Elwood Asset Management, which is owned by one of the UK’s wealthiest and most successful fund managers, Alan Howard, is planning to launch a $1 billion fund to invest in Cryptos.

Alan Howard, who set up Brevan Howard asset management, has not had it all his way having seen assets under management fall in 2008 from over $40 billion. In 2008 he was seen as one of the ‘movers and shakers’ globally but, by 2018, funds had fallen to $3.6 billion.
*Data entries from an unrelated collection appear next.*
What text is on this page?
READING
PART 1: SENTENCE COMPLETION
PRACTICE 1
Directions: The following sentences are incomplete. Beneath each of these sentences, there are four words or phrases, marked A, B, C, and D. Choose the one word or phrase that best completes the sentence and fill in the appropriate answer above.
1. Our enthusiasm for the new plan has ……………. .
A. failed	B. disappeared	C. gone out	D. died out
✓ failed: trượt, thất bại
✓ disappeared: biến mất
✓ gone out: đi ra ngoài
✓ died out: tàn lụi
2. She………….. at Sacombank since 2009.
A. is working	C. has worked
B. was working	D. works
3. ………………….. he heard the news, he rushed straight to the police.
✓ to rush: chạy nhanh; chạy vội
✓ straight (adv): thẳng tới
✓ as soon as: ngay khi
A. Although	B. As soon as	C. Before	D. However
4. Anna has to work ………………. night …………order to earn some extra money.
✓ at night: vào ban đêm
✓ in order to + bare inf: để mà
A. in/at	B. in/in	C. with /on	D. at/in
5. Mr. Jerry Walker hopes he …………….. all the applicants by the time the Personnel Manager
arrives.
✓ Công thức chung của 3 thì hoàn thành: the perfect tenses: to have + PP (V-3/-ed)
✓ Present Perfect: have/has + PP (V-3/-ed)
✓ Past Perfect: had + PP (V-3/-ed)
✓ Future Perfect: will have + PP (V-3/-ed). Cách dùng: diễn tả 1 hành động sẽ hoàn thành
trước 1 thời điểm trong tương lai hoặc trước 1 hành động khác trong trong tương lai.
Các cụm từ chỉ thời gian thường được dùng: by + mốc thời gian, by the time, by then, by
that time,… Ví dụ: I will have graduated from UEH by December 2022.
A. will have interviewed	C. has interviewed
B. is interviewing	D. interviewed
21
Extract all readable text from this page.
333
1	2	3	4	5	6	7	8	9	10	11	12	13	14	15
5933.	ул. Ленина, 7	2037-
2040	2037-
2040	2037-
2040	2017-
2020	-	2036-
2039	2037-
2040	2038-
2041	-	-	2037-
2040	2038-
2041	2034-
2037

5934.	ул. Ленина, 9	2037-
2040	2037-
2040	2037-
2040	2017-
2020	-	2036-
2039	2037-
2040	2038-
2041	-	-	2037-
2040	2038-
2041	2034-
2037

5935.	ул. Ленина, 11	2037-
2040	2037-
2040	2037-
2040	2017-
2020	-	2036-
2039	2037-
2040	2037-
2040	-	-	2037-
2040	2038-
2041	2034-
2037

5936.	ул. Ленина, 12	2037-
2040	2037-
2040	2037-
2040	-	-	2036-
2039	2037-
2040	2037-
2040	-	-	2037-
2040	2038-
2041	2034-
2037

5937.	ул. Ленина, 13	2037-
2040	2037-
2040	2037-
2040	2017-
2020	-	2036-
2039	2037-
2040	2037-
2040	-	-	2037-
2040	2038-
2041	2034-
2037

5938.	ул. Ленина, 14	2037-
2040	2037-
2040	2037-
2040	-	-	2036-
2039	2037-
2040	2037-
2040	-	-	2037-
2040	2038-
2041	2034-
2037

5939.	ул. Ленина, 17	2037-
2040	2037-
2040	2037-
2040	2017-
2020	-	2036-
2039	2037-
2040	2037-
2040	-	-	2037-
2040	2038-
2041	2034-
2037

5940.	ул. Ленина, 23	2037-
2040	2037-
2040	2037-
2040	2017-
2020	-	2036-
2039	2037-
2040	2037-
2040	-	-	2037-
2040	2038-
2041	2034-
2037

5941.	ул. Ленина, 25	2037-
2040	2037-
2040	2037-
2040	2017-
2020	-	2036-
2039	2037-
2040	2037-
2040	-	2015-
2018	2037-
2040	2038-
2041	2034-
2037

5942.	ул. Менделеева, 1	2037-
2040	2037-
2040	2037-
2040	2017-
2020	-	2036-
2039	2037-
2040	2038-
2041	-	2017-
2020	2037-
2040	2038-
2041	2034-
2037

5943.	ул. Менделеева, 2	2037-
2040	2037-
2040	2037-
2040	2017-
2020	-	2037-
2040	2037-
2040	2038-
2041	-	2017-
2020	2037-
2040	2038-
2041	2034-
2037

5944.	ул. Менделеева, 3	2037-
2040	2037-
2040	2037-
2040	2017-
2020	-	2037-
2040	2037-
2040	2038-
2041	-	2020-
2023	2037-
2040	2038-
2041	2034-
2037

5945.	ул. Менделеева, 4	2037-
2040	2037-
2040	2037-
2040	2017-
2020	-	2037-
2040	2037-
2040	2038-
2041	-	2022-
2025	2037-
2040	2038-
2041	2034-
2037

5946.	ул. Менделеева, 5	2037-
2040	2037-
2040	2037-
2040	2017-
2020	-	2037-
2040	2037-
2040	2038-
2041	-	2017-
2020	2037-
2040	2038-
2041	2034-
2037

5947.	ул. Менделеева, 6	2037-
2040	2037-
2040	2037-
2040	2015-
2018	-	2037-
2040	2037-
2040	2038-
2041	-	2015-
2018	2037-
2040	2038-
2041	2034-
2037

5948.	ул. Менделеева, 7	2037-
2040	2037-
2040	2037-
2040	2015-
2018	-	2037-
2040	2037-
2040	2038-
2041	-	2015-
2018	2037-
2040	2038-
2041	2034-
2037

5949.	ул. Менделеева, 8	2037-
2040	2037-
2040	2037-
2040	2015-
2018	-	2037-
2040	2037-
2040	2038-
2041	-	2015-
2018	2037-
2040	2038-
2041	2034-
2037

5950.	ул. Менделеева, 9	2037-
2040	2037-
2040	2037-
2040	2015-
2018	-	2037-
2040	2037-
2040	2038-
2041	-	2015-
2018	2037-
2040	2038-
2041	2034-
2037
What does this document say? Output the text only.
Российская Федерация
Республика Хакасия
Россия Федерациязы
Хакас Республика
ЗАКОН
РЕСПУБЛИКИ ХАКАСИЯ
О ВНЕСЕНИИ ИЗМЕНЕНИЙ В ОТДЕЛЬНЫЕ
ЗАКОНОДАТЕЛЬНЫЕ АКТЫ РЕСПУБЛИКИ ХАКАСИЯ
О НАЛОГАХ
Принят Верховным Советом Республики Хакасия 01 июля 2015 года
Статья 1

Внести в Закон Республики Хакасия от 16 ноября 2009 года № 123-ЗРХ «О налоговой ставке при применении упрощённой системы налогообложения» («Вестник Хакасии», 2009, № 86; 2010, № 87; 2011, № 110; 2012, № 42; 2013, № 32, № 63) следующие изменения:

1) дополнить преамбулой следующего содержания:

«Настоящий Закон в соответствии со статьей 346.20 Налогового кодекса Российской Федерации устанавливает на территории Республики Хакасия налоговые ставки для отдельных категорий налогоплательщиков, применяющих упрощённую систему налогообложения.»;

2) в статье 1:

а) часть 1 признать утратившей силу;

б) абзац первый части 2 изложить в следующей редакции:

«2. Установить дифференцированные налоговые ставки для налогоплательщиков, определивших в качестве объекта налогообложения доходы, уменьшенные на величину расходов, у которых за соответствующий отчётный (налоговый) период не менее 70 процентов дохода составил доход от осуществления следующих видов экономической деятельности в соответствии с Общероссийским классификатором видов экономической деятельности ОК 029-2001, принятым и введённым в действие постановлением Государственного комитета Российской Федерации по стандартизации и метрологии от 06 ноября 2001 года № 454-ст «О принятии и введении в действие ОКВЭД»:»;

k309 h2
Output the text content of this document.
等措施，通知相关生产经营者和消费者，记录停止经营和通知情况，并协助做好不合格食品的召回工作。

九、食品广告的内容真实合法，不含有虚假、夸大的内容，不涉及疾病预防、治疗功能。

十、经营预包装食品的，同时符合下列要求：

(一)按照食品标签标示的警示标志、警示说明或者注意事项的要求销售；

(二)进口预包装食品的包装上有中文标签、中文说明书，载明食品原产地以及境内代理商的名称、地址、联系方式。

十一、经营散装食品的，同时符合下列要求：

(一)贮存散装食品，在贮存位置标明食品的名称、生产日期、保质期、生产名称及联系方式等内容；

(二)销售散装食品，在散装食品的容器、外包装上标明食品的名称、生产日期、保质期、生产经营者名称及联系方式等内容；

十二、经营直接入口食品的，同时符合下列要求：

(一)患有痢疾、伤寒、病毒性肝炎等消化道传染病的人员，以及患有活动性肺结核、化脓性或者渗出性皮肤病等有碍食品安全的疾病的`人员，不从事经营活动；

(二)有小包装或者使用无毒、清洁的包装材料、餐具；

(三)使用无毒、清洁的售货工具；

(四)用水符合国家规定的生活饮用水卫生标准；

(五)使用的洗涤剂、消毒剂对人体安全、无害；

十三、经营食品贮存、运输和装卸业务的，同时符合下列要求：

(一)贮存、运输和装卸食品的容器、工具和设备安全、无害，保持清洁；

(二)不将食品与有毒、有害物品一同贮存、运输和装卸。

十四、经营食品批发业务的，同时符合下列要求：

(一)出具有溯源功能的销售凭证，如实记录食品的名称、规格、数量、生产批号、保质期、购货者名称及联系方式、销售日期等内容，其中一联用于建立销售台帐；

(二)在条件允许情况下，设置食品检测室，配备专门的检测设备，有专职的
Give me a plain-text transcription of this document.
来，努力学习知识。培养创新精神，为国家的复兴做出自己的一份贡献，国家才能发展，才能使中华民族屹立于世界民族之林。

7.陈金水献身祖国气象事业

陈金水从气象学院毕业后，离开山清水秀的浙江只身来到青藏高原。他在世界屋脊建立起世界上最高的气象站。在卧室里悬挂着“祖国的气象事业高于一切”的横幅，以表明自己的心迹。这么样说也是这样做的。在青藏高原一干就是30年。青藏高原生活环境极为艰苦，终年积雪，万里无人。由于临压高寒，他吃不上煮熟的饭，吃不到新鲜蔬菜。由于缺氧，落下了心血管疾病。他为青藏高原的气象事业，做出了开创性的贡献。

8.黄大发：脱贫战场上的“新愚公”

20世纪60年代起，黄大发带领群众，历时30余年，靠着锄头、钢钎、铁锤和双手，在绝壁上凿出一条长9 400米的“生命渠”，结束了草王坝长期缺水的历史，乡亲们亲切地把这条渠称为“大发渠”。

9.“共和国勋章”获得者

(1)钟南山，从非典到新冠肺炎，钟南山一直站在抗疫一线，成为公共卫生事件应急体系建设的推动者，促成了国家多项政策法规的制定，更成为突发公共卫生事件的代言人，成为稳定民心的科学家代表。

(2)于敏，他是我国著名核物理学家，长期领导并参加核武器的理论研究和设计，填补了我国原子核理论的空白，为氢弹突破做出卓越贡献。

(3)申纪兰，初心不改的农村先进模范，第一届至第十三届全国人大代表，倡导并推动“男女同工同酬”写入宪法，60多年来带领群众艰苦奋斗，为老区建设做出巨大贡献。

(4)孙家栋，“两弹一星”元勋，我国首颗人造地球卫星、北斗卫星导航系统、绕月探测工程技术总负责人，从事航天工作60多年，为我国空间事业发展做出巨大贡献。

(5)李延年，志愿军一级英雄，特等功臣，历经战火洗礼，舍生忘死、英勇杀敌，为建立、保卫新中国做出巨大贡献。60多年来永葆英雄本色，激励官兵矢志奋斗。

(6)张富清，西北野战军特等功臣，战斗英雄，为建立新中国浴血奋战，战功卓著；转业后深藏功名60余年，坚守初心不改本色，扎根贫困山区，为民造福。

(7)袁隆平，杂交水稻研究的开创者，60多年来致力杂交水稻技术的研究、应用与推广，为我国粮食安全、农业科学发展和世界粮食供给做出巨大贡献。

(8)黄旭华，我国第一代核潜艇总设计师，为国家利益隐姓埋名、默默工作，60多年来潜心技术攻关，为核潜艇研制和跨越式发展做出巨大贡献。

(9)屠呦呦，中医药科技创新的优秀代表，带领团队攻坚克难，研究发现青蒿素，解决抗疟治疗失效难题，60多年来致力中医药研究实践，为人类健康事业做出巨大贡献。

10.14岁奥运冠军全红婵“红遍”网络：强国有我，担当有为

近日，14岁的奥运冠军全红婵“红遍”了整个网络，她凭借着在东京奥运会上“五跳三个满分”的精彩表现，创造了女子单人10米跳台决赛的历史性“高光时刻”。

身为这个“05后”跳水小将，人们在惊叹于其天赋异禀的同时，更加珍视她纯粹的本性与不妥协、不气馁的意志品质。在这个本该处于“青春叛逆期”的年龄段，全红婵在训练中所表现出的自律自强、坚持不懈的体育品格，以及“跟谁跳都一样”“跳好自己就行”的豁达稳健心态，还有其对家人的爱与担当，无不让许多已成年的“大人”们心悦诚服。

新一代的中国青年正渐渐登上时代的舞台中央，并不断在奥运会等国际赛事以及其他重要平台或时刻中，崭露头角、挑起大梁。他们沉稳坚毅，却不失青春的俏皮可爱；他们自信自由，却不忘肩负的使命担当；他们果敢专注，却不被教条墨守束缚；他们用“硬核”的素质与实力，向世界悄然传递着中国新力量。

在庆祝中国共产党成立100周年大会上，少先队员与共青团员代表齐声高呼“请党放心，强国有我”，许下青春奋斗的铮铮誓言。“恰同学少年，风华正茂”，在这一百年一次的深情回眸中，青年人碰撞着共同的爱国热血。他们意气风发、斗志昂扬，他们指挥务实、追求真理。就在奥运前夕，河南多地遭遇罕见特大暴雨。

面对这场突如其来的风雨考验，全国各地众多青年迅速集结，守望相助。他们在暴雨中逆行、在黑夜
However, at age 55, Howard has a wealth of experience and contacts to call on, so his latest foray into Digital Assets will be followed closely by many traditional investment houses around the world.

 

PWC and Elwood published a report earlier this year looking at the 100 largest Crypto Hedge funds and ascertained that:


  • the funds managed a total of $1 billion

  • 64% of the asset management firms are based in the USA, with 55% of the funds located in the Cayman Islands

  • average fees are 1.74% management and 23.5% performance fee

  • only 34% use leverage 

  • 60% have less than $10 million under management – this size of fund would not normally be even considered by a fund of fund managers 

  • 90% of funds do not use third party research –  Coinmetrics, Tokenanalyst, Vision Hill and Glassnode do offer research on Digital Assets 

  • 25% of the funds have independent directors - for hedge funds, it is the norm to have independent directors 


Elwood Asset Management is building a platform which will design portfolios of Digital Assets for institutional investors. This will enable these investors to take account of factors such as the level of risk, their expectations on returns, and the liquidity. The intention is to be able to calculate the relationships with other assets they own, to customise portfolios for their clients to invest in.


Howard has already invested directly into crypto assets, including EOS developer, Block.one and the ICE-owned digital assets platform, Bakkt.


An announcement like this just had to come and is arguably strong evidence for the time now being right. The infrastructure is robust enough and developed sufficiently for the ‘Big Guns’ with which the fund management world to engage. Other evidence of such a claim is further supported by looking at BNY Mellon (one of the world’s largest custodians and third-party administrators) whose home page of its website has a link: “Tokenisation: Opening Illiquid Assets to Investors”.